In any case. That solves any issue in terms of access. I guess if you were really worried it could be written into your last will and testament granting them access and giving them the pins

One thing I periodically will do is pull them out every 6 months to a year. Plug them into a port. verify functionality… keep them plugged in for like 10-30 minutes and store it again. It is flash storage

2 Likes

I appreciate all the love on this post guys but its not exactly to where I see wanting the information. I want to make it easier not just all in one place

I’ve thought about making it a script as well

I know we are tech oriented but think “let’s make a average person do this” level of explanation.

I realize I cant easily do that alone so I reach out to the community on what parts we all find difficult. (suggestions always welcome)

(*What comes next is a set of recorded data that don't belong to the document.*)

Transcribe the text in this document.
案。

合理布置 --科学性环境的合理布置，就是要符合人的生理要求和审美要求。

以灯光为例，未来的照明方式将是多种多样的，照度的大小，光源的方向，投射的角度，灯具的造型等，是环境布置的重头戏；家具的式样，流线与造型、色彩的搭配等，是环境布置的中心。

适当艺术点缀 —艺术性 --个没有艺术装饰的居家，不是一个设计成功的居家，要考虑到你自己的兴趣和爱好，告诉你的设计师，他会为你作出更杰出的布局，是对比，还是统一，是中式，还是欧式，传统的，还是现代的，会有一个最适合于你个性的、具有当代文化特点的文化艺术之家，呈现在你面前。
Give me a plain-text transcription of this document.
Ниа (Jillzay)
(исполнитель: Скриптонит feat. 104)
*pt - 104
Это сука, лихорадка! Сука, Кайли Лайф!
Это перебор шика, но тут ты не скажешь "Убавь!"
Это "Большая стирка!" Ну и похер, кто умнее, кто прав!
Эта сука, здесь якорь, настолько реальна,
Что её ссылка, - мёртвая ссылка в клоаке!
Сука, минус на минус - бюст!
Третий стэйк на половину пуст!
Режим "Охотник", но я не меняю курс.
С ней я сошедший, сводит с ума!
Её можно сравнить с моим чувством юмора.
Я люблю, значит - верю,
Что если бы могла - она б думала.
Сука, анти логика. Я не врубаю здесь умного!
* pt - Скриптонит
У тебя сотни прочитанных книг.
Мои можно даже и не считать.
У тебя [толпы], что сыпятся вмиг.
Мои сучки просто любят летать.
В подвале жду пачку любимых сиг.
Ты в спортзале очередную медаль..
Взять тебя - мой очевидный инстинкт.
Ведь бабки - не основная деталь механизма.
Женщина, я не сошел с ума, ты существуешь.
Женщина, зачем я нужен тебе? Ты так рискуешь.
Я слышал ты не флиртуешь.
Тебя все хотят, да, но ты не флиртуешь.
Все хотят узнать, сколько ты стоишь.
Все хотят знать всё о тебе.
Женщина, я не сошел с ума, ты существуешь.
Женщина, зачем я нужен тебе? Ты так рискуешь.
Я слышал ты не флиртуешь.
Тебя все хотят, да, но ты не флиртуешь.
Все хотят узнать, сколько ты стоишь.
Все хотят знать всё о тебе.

I’m with you on that. I think there’s a bit of a barrier to entry for things like yubikeys and the related technologies. There’s some abstractions but I think they’re still geared towards generalised usage for tech people

2 Likes

They are but I think its up to the open source community to make integration easier… Thats why im starting to think maybe making interactive scripts to go along with the two GUI programs (one is simple the other is verbose)… is something that might need to happen.